How to Track Online Shoppers That Buy Offline

Consumers who shop online and then visit your brick and mortar store to make their purchase are called cross-channel shoppers, and they can wreak havoc with your attempts to track your online advertising’s effectiveness. Here are some things you can do to account for cross-channel shoppers.

We’ve heard it for years. Heck, I’ve said it myself countless times before: “Click-throughs are great, but it’s conversions that really matter.” However, consumer research over the last several years has shown a growing trend that most emarketers believed would have eased up by this date in time. Still, one survey after another reports just the opposite: the trend is getting stronger.

What’s happening is that consumers – in increasing numbers – are researching online before buying offline (ROBO). According to ecommerce software provider MarketLive (as reported in Internet Retailer magazine), “The picture emerging from the data shows many consumers using the web to search for deals, moving quickly from site to site, and often going into stores to buy after researching online.”

But, the ROBO trend isn’t a new one and, while it may be spurred by the current economy, that isn’t the case in years past. The Pew Internet & American Life Project reports an increase of 8% in this area from 2000 to 2007. As of September 2007, 81% of Americans typically did research online for a product they may buy offline. As many as 85% of those shoppers agreed with the statement, “I prefer to see things I buy before I buy them.”

In addition, Pew recounts that 47% of Internet users said that if a store provided product information online, even if it didn’t sell goods at its website, they would be more likely to go into the physical store to buy the product.

eMarketer agrees, reporting, “The most-trod cross-channel shopping path starting online (i.e., from a Web site, e-mail or an online newspaper circular) was browsing a Web site and then buying in a store (37%).”

So then, for pay-per-click (PPC) advertisers, what does this all mean? In actuality, your conversion rate could be a good deal higher than your analytics show.

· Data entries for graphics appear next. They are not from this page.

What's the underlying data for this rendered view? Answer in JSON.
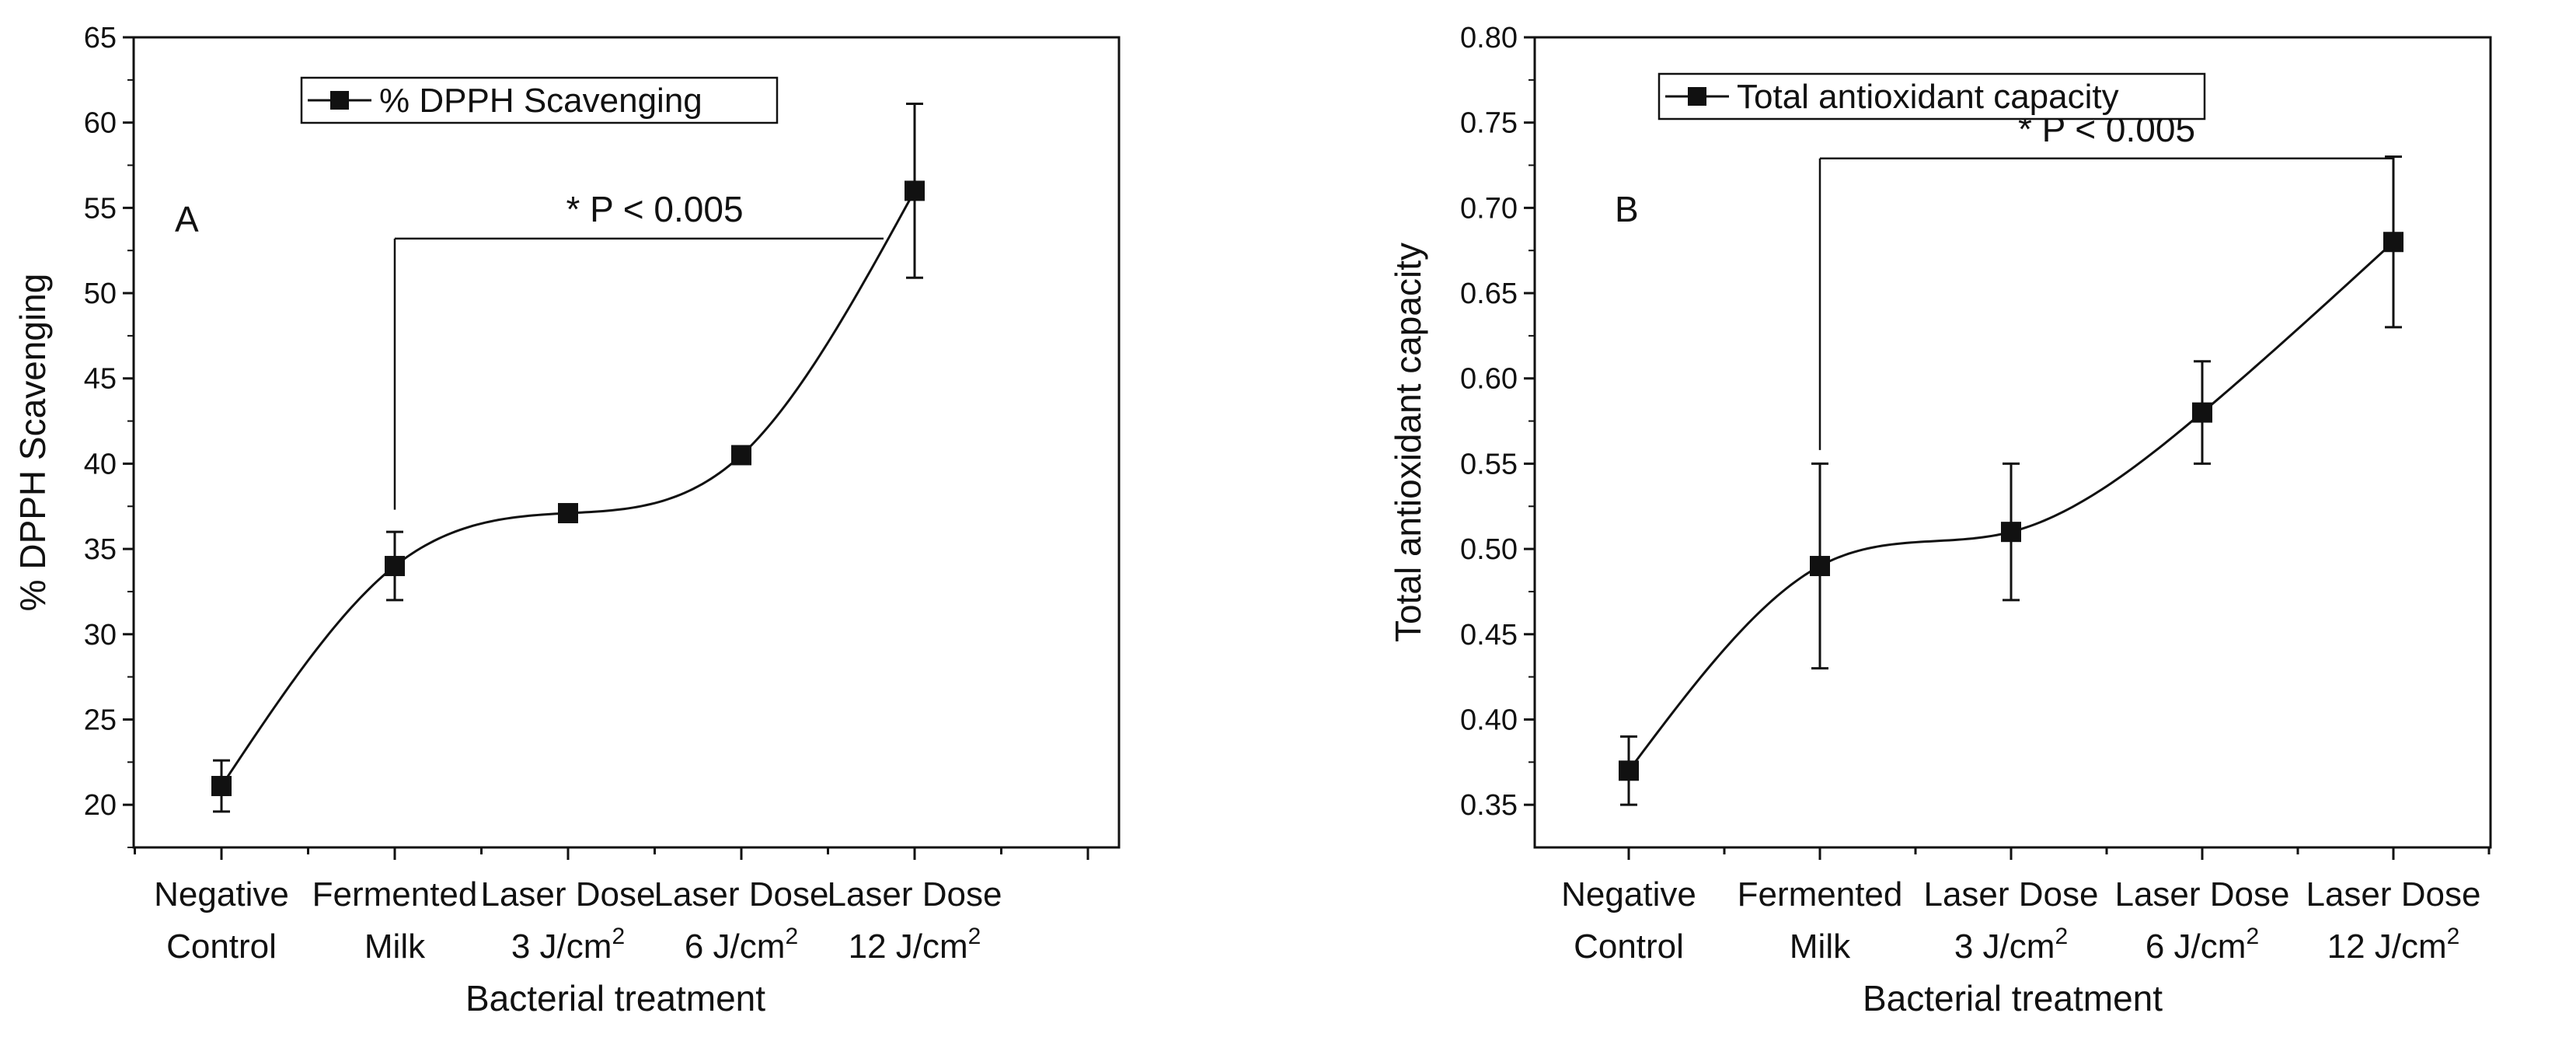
{
  "chart_data": [
    {
      "type": "line",
      "panel_label": "A",
      "categories": [
        {
          "line1": "Negative",
          "line2": "Control",
          "sup": ""
        },
        {
          "line1": "Fermented",
          "line2": "Milk",
          "sup": ""
        },
        {
          "line1": "Laser Dose",
          "line2": "3 J/cm",
          "sup": "2"
        },
        {
          "line1": "Laser Dose",
          "line2": "6 J/cm",
          "sup": "2"
        },
        {
          "line1": "Laser Dose",
          "line2": "12 J/cm",
          "sup": "2"
        }
      ],
      "series": [
        {
          "name": "% DPPH Scavenging",
          "values": [
            21.1,
            34.0,
            37.1,
            40.5,
            56.0
          ],
          "errors": [
            1.5,
            2.0,
            0.0,
            0.0,
            5.1
          ]
        }
      ],
      "ylabel": "% DPPH Scavenging",
      "xlabel": "Bacterial treatment",
      "ylim": [
        17.5,
        65
      ],
      "yticks": [
        "20",
        "25",
        "30",
        "35",
        "40",
        "45",
        "50",
        "55",
        "60",
        "65"
      ],
      "annotation": {
        "text": "* P < 0.005",
        "from_category": 1,
        "to_category": 4,
        "level": 53.2,
        "drop_to": 37.3
      },
      "legend_position": "top-center"
    },
    {
      "type": "line",
      "panel_label": "B",
      "categories": [
        {
          "line1": "Negative",
          "line2": "Control",
          "sup": ""
        },
        {
          "line1": "Fermented",
          "line2": "Milk",
          "sup": ""
        },
        {
          "line1": "Laser Dose",
          "line2": "3 J/cm",
          "sup": "2"
        },
        {
          "line1": "Laser Dose",
          "line2": "6 J/cm",
          "sup": "2"
        },
        {
          "line1": "Laser Dose",
          "line2": "12 J/cm",
          "sup": "2"
        }
      ],
      "series": [
        {
          "name": "Total antioxidant capacity",
          "values": [
            0.37,
            0.49,
            0.51,
            0.58,
            0.68
          ],
          "errors": [
            0.02,
            0.06,
            0.04,
            0.03,
            0.05
          ]
        }
      ],
      "ylabel": "Total antioxidant capacity",
      "xlabel": "Bacterial treatment",
      "ylim": [
        0.325,
        0.8
      ],
      "yticks": [
        "0.35",
        "0.40",
        "0.45",
        "0.50",
        "0.55",
        "0.60",
        "0.65",
        "0.70",
        "0.75",
        "0.80"
      ],
      "annotation": {
        "text": "* P < 0.005",
        "from_category": 1,
        "to_category": 4,
        "level": 0.729,
        "drop_to": 0.558
      },
      "legend_position": "top-left"
    }
  ]
}
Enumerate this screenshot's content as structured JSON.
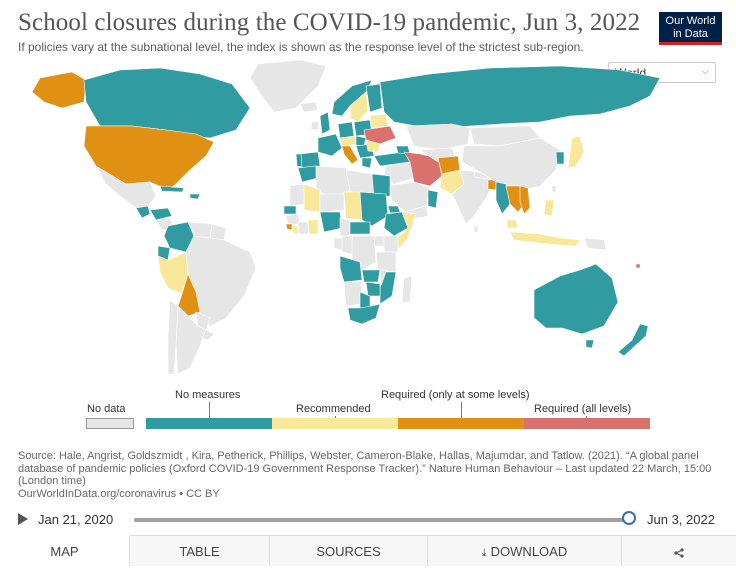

Is Your Conversion Rate Skewed?

Web statistics only report what happens on your website. Visitors come and are recorded as a click-through from your ad to your site. Visitors click to different pages; the stats pick up on their movements. A conversion takes place online; it’s noted. But, what if the customer leaves to buy offline? Then, you record a click-through, but no conversion. Instead, it can drive your bounce rate up while stalling out your conversion rate.

Stats programs aren’t capable of tracking offline movements. So, when a Web searcher clicks from a PPC ad to your site and then leaves the site to purchase in your retail store or calls your 800 order line, it isn’t calculated. It still counts, however. You made the sale. The person is arrives at your location to buy… he just isn’t buying from your site. It’s sort of like the old question, “If a tree falls in the woods and nobody is around, does it make a noise?”

Depending on your definition of a conversion, you may be doing much better than you think you are with your PPC campaign. Even if you have the most sophisticated analytics software available today, ROBO shoppers could be skewing your results. The problem is there’s no accurate way to track offline conversions.

How Do You Account for ROBO Shoppers?

There are a few things that might shed a bit of light on the impact ROBO shoppers are having on your site. Here are two ideas.

#1 – Add a “Buy in Store” Option. On each product page, add a button that reads “Buy in Store.” When clicked, a message appears with a discount code (best way to track), the store phone number, and a list of locations. When the discount code is given to the cashier at your retail location, you’ll know immediately that this customer researched online and bought offline.

#2 – Offer In-Store Pickup. The customer would go through the same motions as with purchasing online, but the “shipping” option would default to in-store pickup. Shoppers would research and buy online then drive to your store to pick up the purchase. Include a bit of copy that lets customers know, if they don’t like the item once they see it in person, a full refund will be issued on the spot.

Although technology is getting more sophisticated by the nanosecond, it would be unrealistic at this point to believe you can track all ROBO sales from start to finish. Using a little creativity, however, can give you a better handle on what’s really happening with your conversion and bounce rates.

Before you throw in the towel from frustration over what you think might be a slow PPC campaign, do a little evaluating to see if conversions could be taking place offline rather than on.